Increased performance of circuit devices on a substrate (e.g., integrated circuit (IC) transistors, resistors, capacitors, etc. on a semiconductor (e.g., silicon) substrate) is usually a major factor considered during design, manufacture, and operation of those devices. For example, during design and manufacture or forming of, metal oxide semiconductor (MOS) transistor semiconductor devices, such as those used in a complementary metal oxide semiconductor (CMOS), it is often desired to increase movement of electrons in N-type MOS device (NMOS) channels and to increase movement of positive charged holes in P-type MOS device (PMOS) channels.
U.S. Pat. No. 6,335,233 discloses a first conductive impurity ion that is implanted into a semiconductor substrate to form a well area on which a gate electrode is formed. A first non-conductive impurity is implanted into the well area on both sides of the gate electrode to control a substrate defect therein and to form a first precipitate area to a first depth. A second conductive impurity ion is implanted into the well area on both sides of the gate electrode, so that a source/drain area is formed to a second depth being relatively shallower than the first depth. A second non-conductive impurity is implanted into the source/drain area so as to control a substrate defect therein and to form a second precipitate area.
U.S. Pat. No. 6,365,472 discloses a semiconductor device that includes a lightly doped drain (LDD) structure MOS transistor wherein the formation of defects due to ion implantation at the edge of the side wall of the gate electrode is suppressed. In order to perform the ion implantation for forming the source and drain regions of the MOS transistor, impurity ions are implanted using the first and second side walls provided to the gate electrode as a mask, and then the heat treatment for impurity activation is performed after removing the second side wall near the source and drain regions doped with high-concentration impurity ions. By removing the second side wall prior to the heat treatment, the stress applied to the edges of the high-concentration impurity doped regions in an amorphous state is decreased.
U.S. Pat. No. 6,395,621 discloses a process with which amorphous silicon or polysilicon is deposited on a semiconductor substrate. Then, a low-temperature solid phase growth method is employed to selectively form amorphous silicon or polysilicon into single crystal silicon on only an exposed portion of the semiconductor substrate.
U.S. Pat. No. 6,455,364 discloses a method for fabricating a semiconductor device in which, a collector layer of a first conductivity type is formed in a region of a semiconductor substrate sandwiched by device isolation. A collector opening is formed through a first insulating layer deposited on the semiconductor substrate so that the range of the collector opening covers the collector layer and part of the device isolation.
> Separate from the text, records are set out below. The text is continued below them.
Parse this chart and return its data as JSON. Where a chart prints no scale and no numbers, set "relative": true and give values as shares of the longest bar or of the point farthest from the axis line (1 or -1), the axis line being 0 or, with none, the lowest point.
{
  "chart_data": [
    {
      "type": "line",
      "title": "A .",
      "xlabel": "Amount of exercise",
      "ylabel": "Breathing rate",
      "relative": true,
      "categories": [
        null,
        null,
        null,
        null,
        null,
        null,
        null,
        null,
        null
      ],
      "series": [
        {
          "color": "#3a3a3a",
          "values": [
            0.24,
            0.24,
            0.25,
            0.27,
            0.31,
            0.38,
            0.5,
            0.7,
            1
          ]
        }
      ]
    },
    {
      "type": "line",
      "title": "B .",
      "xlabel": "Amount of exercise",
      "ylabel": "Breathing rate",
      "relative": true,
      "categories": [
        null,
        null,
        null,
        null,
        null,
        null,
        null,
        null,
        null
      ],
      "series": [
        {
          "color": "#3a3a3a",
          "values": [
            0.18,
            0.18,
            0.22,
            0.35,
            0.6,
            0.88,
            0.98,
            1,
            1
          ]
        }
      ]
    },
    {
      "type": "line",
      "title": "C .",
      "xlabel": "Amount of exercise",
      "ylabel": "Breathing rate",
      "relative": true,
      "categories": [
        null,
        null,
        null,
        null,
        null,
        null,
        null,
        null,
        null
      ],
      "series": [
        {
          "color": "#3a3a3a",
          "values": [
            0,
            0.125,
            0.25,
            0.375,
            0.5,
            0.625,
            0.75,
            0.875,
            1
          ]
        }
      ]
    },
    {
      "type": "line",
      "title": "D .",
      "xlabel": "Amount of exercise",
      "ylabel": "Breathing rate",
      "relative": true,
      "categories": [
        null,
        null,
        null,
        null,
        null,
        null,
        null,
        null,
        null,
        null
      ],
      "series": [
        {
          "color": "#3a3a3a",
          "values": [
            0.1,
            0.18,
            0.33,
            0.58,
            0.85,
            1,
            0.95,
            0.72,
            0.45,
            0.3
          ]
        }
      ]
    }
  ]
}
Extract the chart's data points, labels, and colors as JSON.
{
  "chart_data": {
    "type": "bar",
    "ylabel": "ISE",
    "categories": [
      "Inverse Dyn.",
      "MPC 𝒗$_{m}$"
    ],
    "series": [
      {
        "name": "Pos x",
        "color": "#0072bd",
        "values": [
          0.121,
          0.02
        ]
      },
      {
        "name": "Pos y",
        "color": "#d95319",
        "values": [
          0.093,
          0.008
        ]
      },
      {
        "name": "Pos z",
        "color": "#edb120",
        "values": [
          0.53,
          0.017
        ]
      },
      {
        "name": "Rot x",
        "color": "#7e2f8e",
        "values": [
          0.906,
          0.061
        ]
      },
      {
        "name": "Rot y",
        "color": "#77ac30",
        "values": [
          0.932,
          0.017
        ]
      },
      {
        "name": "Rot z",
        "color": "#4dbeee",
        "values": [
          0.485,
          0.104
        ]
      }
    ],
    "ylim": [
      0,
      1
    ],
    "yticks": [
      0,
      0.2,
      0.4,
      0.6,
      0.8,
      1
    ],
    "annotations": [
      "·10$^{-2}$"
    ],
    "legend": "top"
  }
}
A semiconductor layer of a second conductivity type as an external base is formed on a portion of the semiconductor substrate located inside the collector opening, while junction leak prevention layers of the same conductivity type as the external base are formed in the semiconductor substrate.
U.S. Pat. No. 6,455,871 discloses a method for fabricating a SiGe device using a metal oxide film. There is disclosed growing a silicon buffer layer and a SiGe buffer layer on a silicon substrate by low-temperature process, so that defects caused by the mismatch of the lattice constants being applied to the epitaxial layer from the silicon substrate are constrained in the buffer layered formed by the low-temperature process.
U.S. Pat. No. 6,465,283 discloses a structure and fabrication method using latch-up implantation to improve latch-up immunity in CMOS circuit.
U.S. Patent Application Publication Number 2002/0140031 discloses a strained silicon on insulator (SOI) structure and a method for its fabrication, in which a strained silicon layer lies directly on an insulator layer, contrary to the prior requirement for strained-Si layers to lie directly on a strain-inducing (e.g., SiGe) layer. The method generally entails forming a silicon layer on a strain-inducing layer so as to form a multilayer structure, in which the strain-inducing layer has a different lattice constant than silicon so that the silicon layer is strained as a result of the lattice mismatch with the strain-inducing layer. The multilayer structure is then bonded to a substrate so that an insulating layer is between the strained silicon layer and the substrate, and so that the strained silicon layer directly contacts the insulating layer. The strain-inducing layer is then removed to expose a surface of the strained silicon layer and yield a strained silicon-on-insulator structure that comprises the substrate, the insulating layer on the substrate, and the strained silicon layer on the insulating layer.